For former Sandy Hook students who survived the massacre, guilt and anxiety can intensify. For the parents, it can mean renewed grief, even as they continue to fight on their lost children’s behalf.
In February, Sandy Hook families reached a $73 million settlement with the gunmaker Remington, which made the shooter’s rifle. Juries in Connecticut and Texas ordered the conspiracy theorist Alex Jones to pay $1.4 billion for promoting lies that the massacre was a hoax.
In mid-November, a memorial to the 26 victims opened near the new elementary school built to replace the one torn down after the shooting. Ten years on, some victims’ relatives and survivors aren’t without hope for a brighter future.
After the massacre, Nicole Hockley and Mark Barden were among many victims’ relatives who turned to activism. They helped form Sandy Hook Promise, a nonprofit group that works to prevent suicides and mass shootings.
Hockley, who lost her 6-yearold son, Dylan, and Barden, who lost his 7-year-old son, Daniel, both find it difficult to believe their children have been gone for a decade.
“For me, Dylan is still this 6-year-old boy, forever frozen in time,” Hockley said. “This journey that we’ve been on the last 10 years, it doesn’t feel like a decade and it doesn’t feel like 10 years since I last held my son, either.”
Sandy Hook Promise’s programs have been taught in more than 23,000 schools to more than 18 million children and adults. Key components include education about the warning signs of potential school violence or self-harm and an anonymous tip system to report a classmate at risk for hurting others or themselves.
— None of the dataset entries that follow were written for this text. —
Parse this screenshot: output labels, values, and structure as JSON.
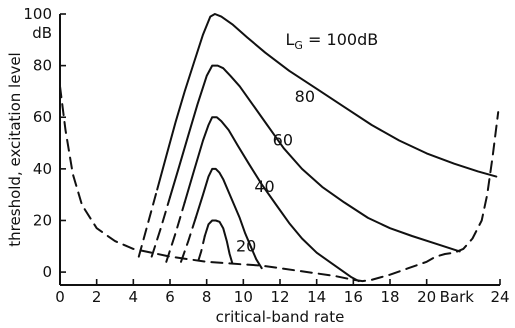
{
  "chart_data": {
    "type": "line",
    "title": "",
    "xlabel": "critical-band rate",
    "ylabel": "threshold, excitation level",
    "xlim": [
      0,
      24
    ],
    "ylim": [
      -5,
      100
    ],
    "x_ticks": [
      0,
      2,
      4,
      6,
      8,
      10,
      12,
      14,
      16,
      18,
      20,
      24
    ],
    "x_tick_labels": [
      "0",
      "2",
      "4",
      "6",
      "8",
      "10",
      "12",
      "14",
      "16",
      "18",
      "20",
      "24"
    ],
    "x_unit_label": "Bark",
    "x_unit_at": 20,
    "y_ticks": [
      0,
      20,
      40,
      60,
      80,
      100
    ],
    "y_tick_labels": [
      "0",
      "20",
      "40",
      "60",
      "80",
      "100"
    ],
    "y_unit_label": "dB",
    "grid": false,
    "threshold_in_quiet": {
      "x": [
        0.0,
        0.3,
        0.7,
        1.2,
        2.0,
        3.0,
        4.0,
        5.0,
        6.0,
        7.0,
        8.0,
        9.0,
        10.0,
        11.0,
        12.0,
        13.0,
        14.0,
        15.0,
        16.0,
        16.5,
        17.0,
        18.0,
        19.0,
        20.0,
        20.5,
        21.0,
        21.5,
        22.0,
        22.5,
        23.0,
        23.3,
        23.6,
        23.9
      ],
      "y": [
        72,
        55,
        38,
        26,
        17,
        12,
        9,
        7.5,
        6,
        5,
        4,
        3.5,
        3,
        2.5,
        1.5,
        0.5,
        -0.5,
        -1.5,
        -3,
        -3.5,
        -3,
        -1,
        1.5,
        4,
        6,
        7,
        7.5,
        9,
        13,
        20,
        30,
        45,
        62
      ]
    },
    "series": [
      {
        "label_text": "20",
        "x": [
          7.55,
          7.7,
          7.9,
          8.1,
          8.3,
          8.5,
          8.7,
          8.9,
          9.1,
          9.25,
          9.4
        ],
        "y": [
          4.5,
          8,
          14,
          18.5,
          20,
          20,
          19.5,
          17,
          12,
          7,
          3.5
        ]
      },
      {
        "label_text": "40",
        "x": [
          6.6,
          7.0,
          7.4,
          7.8,
          8.1,
          8.3,
          8.5,
          8.7,
          8.9,
          9.2,
          9.5,
          9.8,
          10.1,
          10.4,
          10.7,
          11.0
        ],
        "y": [
          4,
          12,
          21,
          30,
          37,
          40,
          40,
          38.5,
          36,
          31,
          26,
          21,
          15,
          10,
          5,
          1.5
        ]
      },
      {
        "label_text": "60",
        "x": [
          5.8,
          6.3,
          6.8,
          7.3,
          7.8,
          8.1,
          8.3,
          8.55,
          8.8,
          9.2,
          9.7,
          10.3,
          11.0,
          11.8,
          12.5,
          13.2,
          14.0,
          14.8,
          15.4,
          15.9,
          16.3
        ],
        "y": [
          4,
          15,
          27,
          39,
          51,
          57,
          60,
          60,
          58.5,
          55,
          49,
          42,
          34,
          26,
          19,
          13,
          7.5,
          3.5,
          0.5,
          -2,
          -3.5
        ]
      },
      {
        "label_text": "80",
        "x": [
          5.0,
          5.5,
          6.0,
          6.5,
          7.0,
          7.5,
          8.0,
          8.3,
          8.6,
          8.9,
          9.3,
          9.8,
          10.5,
          11.3,
          12.2,
          13.2,
          14.3,
          15.5,
          16.8,
          18.0,
          19.2,
          20.5,
          21.8
        ],
        "y": [
          6,
          17,
          29,
          41,
          53,
          65,
          76,
          80,
          80,
          79,
          76,
          72,
          65,
          57,
          48,
          40,
          33,
          27,
          21,
          17,
          14,
          11,
          8
        ]
      },
      {
        "label_text": "L_G = 100dB",
        "x": [
          4.3,
          4.8,
          5.3,
          5.8,
          6.3,
          6.8,
          7.3,
          7.8,
          8.2,
          8.45,
          8.8,
          9.4,
          10.2,
          11.2,
          12.5,
          14.0,
          15.5,
          17.0,
          18.5,
          20.0,
          21.5,
          22.8,
          23.8
        ],
        "y": [
          6,
          19,
          32,
          45,
          58,
          70,
          81,
          92,
          99,
          100,
          99,
          96,
          91,
          85,
          78,
          71,
          64,
          57,
          51,
          46,
          42,
          39,
          37
        ]
      }
    ],
    "curve_labels": [
      {
        "text": "20",
        "x": 9.6,
        "y": 8
      },
      {
        "text": "40",
        "x": 10.6,
        "y": 31
      },
      {
        "text": "60",
        "x": 11.6,
        "y": 49
      },
      {
        "text": "80",
        "x": 12.8,
        "y": 66
      },
      {
        "text_main": "L",
        "text_sub": "G",
        "text_rest": " = 100dB",
        "x": 12.3,
        "y": 88
      }
    ]
  }
}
Hockley and Barden say they believe the educational programs and reporting system have prevented many suicides and stopped some school shootings.
“It’s a tremendous satisfaction and it’s a serious responsibility,” Barden said of the group’s work. “And it’s a gift in a way that we have built something that allows us this mechanism with which to honor our children by saving other children and by protecting other families from having to endure this pain.”